Friday, May 23, 2014
Fight Club
First rule about fight club: you do NOT talk about fight club. Some may automatically feel that this movie is not for them because it is all about fighting. False! This movie is highly existential. On the surface we see Tyler Durden and the narrator and all these different characters who have nothing in common. There is violence. Oh there is TONS of violence. However, this movie is far from all fighting. The movie is based around the idea of fighting "the man." I saw this movie once when I was a kid, but I watched it recently completely forgetting how compelling this movie is. Tyler Durden seems like the bad guy throughout the movie, but in actuality we, the viewers, are the villains. He puts the brutal truth in our faces (my favorite idea). He says "You are not the car you drive. You are not the contents of your pocket." He is saying that the material things we own do not define us as a person, yet we always view this. The wealthy are treated better than the poor, but we are all God's children. He also says "Reject the basic assumption of civilization, especially the importance of material possessions." The entire movie represents how society has all fallen to the material world and no one is able to overcome it. Hence why Tyler Durden creates fight club. He allows people to feel something. When they fight they are no longer numb to the world. SPOILER ALERT! We are all Tyler Durden. The narrator creates Tyler Durden as his own persona because he is tired of his condo selling life. We all have the person in our minds that we strive to be. That person is who Tyler Durden represents. Plus let's be real here.
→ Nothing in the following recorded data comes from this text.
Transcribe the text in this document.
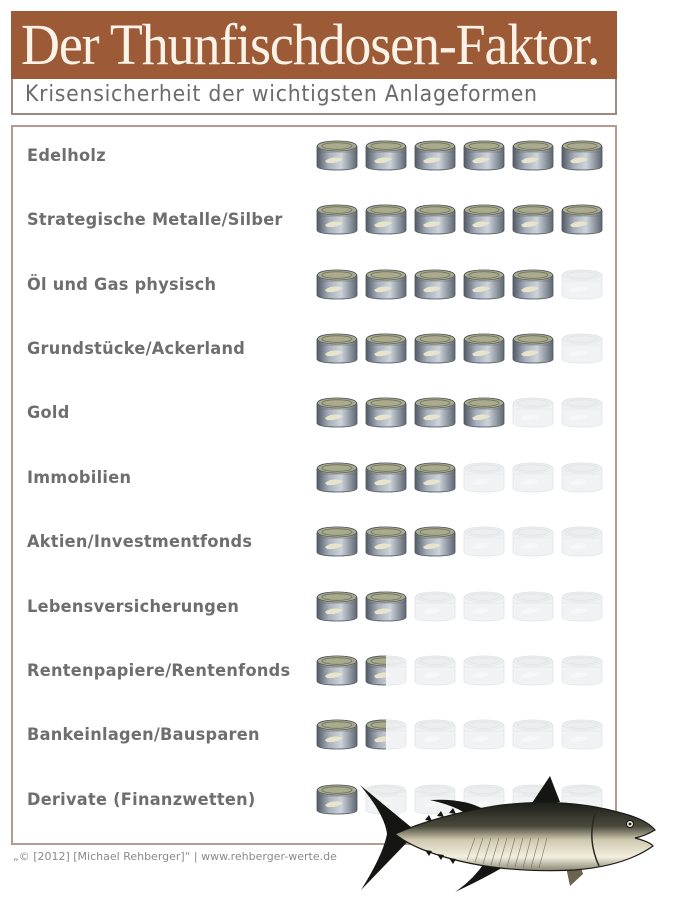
Der Thunfischdosen-Faktor.
Krisensicherheit der wichtigsten Anlageformen
Edelholz
Strategische Metalle/Silber
Öl und Gas physisch
Grundstücke/Ackerland
Gold
Immobilien
Aktien/Investmentfonds
Lebensversicherungen
Rentenpapiere/Rentenfonds
Bankeinlagen/Bausparen
Derivate (Finanzwetten)
„© [2012] [Michael Rehberger]“ | www.rehberger-werte.de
Who doesn't want to see a young, shirtless Brad Pitt? I rate this movie 10/10 stars. It is a personal favorite of mine. However, it is hard to appreciate until you fully analyze the symbolic features throughout the film. Seriously, everyone should watch this.
The Fault In Our Stars
So I realize that technically the movie The Fault In Our Stars has not yet been released; I just want to discuss the book. I just finished reading it today. I decided upon this novel because I refuse to be a heathen who sees a movie before reading the book. I am not sure whether to be happy or sad about it. There are two sides I've taken to this book: one is that it is a love story about a girl and a boy with a tragedy at the end (basically every cliché romance novel) or two that it is a representation of death that no one wants to admit. The book was relatively pessimistic, but I guess that makes sense because it is about cancer. Then again the focus is far from a cancer novel. In fact, I was very impressed by the metaphorical aspect of it all. The character Augustus Waters was the type of character I have longed to see for a very long time. I have not loved a character so much since the Harry Potter books. He is the charming, charismatic type of character that everyone just wants to read about more and more. Yet he represented the brutal truth of death. The book tells us that we are all a statistic in the greater scheme of life. Time screws us all over eventually. All of us have a set number of days left on this earth (some more than others). However I think the scariest idea represented in the book was that all of us strive to make a mark on the earth before we die. We want to believe that when we die, people will remember us forever that it will be this great tragedy. Yet this is not true. It is such a pessimistic view but it is merely the truth that all of us hate to admit. When we die the world keeps moving. People mourn but eventually we are nothing but a forgotten memory to most. The sad reality is that all of us have this moral duty to treat the dying better than the living. Not to ruin the book, *SPOILER ALERT* but when one character is dying he sees people who have not talked to him in three years. They act like his best friend but no virtually nothing about him. Nevertheless, I have to say that I enjoyed John Green's pessimism throughout the novel. Not that I am a pessimistic. I have quite the optimistic view on life. John Green forces the reader to see beyond a cliché love story. He wants us to realize that we cannot live our lives until we can accept that one day we will die. I highly recommend everyone to read this book. After all the movie is coming out in about two weeks.